O velho combatente está bem ali, silencioso, sentado em uma poltrona cativa. Calvo, cabelos brancos, curtos e lisos lhe cobrem as têmporas e o occipital. A sua pele, muito branca, está bastante enrugada, endurecida e manchada pelo sol de muitos verões tropicais. Os seus olhos muito azuis, parcialmente esbranquiçados pela catarata, se perdem no infinito. Ele até vê as dálias do jardim, mas não lhes percebe as texturas e os diferentes tons de vinho. Ele também pode ver as crianças brincando de pega-pega, pode ouvir a algazarra das jandaias sobre o abacateiro, mas tampouco isso lhe move os sentimentos. Hoje, tal como ontem, o dia nasce, cresce e morre enquanto ele permanece estático sob o alpendre. E ele nada absorve, nada percebe. Os dias são todos iguais: o sábado, a quarta, o Carnaval, a Sexta Santa, o dia dos mortos. Tudo é uma coisa só. Em que mês estamos? De qual ano? Não importa. Para o veterano, há muito que o tempo parou de correr.
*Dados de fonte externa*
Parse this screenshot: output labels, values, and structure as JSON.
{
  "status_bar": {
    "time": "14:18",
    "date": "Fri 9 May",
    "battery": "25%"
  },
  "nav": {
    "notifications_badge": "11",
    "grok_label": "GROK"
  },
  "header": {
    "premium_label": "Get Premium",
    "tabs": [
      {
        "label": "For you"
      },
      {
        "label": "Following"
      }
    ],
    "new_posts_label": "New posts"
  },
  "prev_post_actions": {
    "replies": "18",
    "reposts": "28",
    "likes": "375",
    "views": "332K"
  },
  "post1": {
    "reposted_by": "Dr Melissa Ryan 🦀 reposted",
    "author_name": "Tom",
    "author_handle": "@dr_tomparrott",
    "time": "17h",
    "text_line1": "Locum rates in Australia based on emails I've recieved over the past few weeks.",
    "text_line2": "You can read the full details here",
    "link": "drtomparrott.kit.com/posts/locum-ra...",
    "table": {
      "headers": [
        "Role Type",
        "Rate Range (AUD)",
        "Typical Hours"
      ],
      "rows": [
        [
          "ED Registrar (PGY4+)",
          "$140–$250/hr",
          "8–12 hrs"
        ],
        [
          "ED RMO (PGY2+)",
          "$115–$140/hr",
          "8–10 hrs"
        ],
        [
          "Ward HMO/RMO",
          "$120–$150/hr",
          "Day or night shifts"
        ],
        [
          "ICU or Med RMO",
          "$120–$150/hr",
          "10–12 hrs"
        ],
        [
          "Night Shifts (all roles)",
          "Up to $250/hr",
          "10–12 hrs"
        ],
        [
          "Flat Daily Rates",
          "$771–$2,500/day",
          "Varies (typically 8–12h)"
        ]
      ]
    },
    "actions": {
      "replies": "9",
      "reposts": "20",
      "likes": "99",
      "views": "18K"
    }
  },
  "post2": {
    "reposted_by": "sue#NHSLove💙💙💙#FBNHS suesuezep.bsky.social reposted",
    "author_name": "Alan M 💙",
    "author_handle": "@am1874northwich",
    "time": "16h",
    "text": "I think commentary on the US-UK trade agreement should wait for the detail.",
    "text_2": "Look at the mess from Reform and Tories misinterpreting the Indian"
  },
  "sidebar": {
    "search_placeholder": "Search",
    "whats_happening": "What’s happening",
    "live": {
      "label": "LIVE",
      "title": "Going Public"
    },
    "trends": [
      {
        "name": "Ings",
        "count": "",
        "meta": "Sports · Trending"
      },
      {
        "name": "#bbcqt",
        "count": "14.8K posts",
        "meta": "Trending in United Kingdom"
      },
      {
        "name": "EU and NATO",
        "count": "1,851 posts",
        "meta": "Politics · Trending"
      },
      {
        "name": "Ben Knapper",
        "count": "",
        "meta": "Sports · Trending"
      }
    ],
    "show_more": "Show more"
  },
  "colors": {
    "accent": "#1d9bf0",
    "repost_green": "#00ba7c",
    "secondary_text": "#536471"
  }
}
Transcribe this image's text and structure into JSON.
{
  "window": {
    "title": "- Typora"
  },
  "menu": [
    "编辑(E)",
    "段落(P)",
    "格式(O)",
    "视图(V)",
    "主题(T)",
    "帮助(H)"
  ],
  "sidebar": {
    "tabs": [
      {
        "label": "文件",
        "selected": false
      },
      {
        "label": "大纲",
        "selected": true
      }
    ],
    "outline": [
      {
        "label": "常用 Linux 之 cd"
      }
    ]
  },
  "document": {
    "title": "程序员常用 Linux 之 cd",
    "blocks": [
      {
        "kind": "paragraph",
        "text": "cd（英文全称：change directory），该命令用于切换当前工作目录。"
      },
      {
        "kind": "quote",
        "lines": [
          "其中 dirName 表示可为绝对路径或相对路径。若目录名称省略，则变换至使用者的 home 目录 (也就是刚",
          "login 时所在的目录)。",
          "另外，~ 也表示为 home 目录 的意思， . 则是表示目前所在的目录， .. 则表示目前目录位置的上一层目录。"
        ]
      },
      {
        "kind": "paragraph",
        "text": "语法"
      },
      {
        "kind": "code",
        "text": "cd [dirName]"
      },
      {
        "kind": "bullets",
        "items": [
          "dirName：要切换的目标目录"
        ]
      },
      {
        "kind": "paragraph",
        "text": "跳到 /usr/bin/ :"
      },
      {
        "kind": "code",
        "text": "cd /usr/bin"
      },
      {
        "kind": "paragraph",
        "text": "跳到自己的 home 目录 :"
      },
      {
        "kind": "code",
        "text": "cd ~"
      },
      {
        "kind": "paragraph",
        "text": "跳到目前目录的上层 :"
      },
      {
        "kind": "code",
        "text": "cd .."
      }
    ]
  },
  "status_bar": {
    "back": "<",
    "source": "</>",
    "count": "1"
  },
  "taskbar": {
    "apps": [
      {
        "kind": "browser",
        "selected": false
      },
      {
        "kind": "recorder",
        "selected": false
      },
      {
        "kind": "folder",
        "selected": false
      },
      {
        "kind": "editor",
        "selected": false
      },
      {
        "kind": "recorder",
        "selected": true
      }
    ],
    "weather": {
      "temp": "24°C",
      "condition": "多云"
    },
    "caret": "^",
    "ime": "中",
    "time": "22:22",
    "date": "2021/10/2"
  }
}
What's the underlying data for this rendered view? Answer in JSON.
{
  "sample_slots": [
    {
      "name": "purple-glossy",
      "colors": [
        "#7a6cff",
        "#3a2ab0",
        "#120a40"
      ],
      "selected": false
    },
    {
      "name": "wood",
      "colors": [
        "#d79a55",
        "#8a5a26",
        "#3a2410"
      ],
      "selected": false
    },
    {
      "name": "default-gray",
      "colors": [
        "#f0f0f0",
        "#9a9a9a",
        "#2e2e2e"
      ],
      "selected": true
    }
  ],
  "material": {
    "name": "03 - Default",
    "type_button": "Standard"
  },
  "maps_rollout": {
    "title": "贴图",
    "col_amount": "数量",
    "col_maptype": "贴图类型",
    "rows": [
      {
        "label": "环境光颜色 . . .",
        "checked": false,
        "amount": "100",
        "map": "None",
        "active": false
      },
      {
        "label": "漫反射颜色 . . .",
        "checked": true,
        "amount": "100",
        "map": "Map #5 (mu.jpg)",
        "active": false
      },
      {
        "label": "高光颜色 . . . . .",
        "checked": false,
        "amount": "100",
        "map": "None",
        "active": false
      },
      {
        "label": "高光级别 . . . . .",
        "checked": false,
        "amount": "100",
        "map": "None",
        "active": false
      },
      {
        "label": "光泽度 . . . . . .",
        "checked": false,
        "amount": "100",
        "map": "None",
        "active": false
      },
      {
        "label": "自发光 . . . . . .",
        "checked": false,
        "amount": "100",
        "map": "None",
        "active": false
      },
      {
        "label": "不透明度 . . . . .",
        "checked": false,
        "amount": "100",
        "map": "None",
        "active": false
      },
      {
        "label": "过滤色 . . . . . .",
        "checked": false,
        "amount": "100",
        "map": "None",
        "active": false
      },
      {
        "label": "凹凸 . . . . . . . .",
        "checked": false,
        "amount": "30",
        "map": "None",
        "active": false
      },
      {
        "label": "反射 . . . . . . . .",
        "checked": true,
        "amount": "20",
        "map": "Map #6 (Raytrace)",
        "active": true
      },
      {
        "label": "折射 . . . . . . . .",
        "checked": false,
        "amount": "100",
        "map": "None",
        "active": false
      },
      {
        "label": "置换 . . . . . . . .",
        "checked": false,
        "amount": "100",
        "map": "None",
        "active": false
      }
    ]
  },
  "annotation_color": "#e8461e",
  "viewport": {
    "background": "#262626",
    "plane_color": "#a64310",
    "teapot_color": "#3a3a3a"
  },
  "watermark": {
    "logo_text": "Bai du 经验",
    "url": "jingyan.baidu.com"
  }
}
Alfredo Capra, meu tio-avô, nasceu em Mombaruzzo, pequeno vilarejo do noroeste da Itália, poucos anos antes do início da Segunda Guerra. Tal como ocorreu com a maior parte dos adolescentes italianos que lhe eram contemporâneos, fora convocado a pegar em armas para defender a Líbia, a Itália, a estirpe. Muito cedo descobriria que lutaria pela própria sobrevivência.
Para nós, que vislumbramos essa história com os olhos do século XXI, é difícil ter noção do quanto o medo e a violência transformaram essa psique. Alfredo viveu tanto tempo dançando com a morte que, quando ela finalmente se afastou, ele sentiu saudades. E passou a vida inteira tentando reencontrá-la.
Nosso tio Fredinho foi herói de guerra. Sem maiores treinamentos, realizou, de paraquedas, o perigoso salto de 300 metros de altitude; em Brunico, praticamente sozinho, explodiu uma ponte de pedras para obstar o abastecimento das tropas austro-germânicas posicionadas no Tirol; sem armas ou suprimentos, tomou de assalto um caminhão alemão e se apossou de uma metralhadora, que utilizaria, logo em seguida, para eliminar os soldados adversários; depois da façanha, mesmo estando a arma ainda muito quente, transportou-a com o irmão Teresio (nosso avô) até os demais partigiani, ao custo de ver as mãos de ambos seriamente queimadas.
Mas os movimentos internos dessa alma foram ainda muito mais radicais do que os seus feitos no mundo. O que foram todos esses atos de heroísmo, senão a manifestação do desespero, da convicção de que a vida iria acabar a qualquer momento e que, se é assim, tanto melhor morrer lutando para ser recebido em Valhalla? Quanto medo, quanto cansaço, quanta fome esse corpo sentiu? Quanto alívio e quanta decepção se sucederam ao fim da guerra, à derrota dos inimigos, ao retorno às fazendas devastadas, às minas de carvão e à fome nossa de cada dia? Quanta sensação de vida inutilmente vivida, de despropósito existencial, quanta saudade da matança o meu tio não sentiu? A guerra havia acabado, mas ele jamais sairia do front. Passaria o resto dos seus mais de oitenta anos desejando ter caído ao lado daqueles soldados alemães altos e bem vestidos, cujas vidas ceifou com a tal metralhadora roubada.